Révélation également d’une mystification ancestrale de la beauté dans les livres (autre système de valeur) ; car nécessité de donner du sens spirituel à la beauté (sinon impossibilité de vivre : « on ne peut pas vivre dans un monde où l’on croit que l’élégance exquise du plumage de la pintade est inutile »), et de justifier la barbarie, la cruauté (qui correspond à une soif, une faim, de sang de feu, de chaleur, de vie) :

 

« Il existe, évidemment, un système de références comparable, par exemple, à la connaissance économique du monde et dans lequel le sang de Langlois et le sang de Bergues ont la même valeur que le sang de Marie Chazottes, de Ravanel et de Delphin-Jules. Mais il existe, enveloppant le premier, un autre système de références dans lequel Abraham et Isaac se déplacent logiquement, l’un suivant l’autre, vers les montagnes du pays de Moria ; dans lequel les couteaux d’obsidienne des prêtres de Quetzalcoatl s’enfoncent logiquement dans des cœurs choisis. Nous en sommes avertis par la beauté. On ne peut pas vivre dans un monde où l’on croit que l’élégance exquise du plumage de la pintade est inutile. »

 

Or, la beauté n’est peut-être qu’une marque extérieure de vitalité organique…
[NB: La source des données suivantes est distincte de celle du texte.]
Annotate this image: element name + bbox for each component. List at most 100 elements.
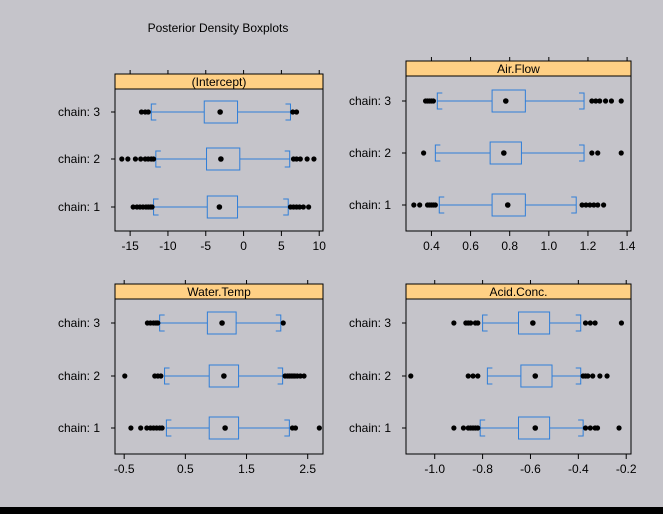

[1] Alors que Langlois, le chef de la police, a interdit à tout un chacun de sortir seul à certaines heures du jour et de la nuit, en attendant que l’énigme, de ces disparitions, soit résolue.

 



[1] « … Si vous m’envoyiez votre cornemuse et toutes les autres petites pièces qui en dépendent, je les arrangerais moi-même et jouerais quelques airs bien tristes, bien adaptés, puis-je dire, à ma pénible situation de prisonnier. » (Lettre de Audl-Reckie.)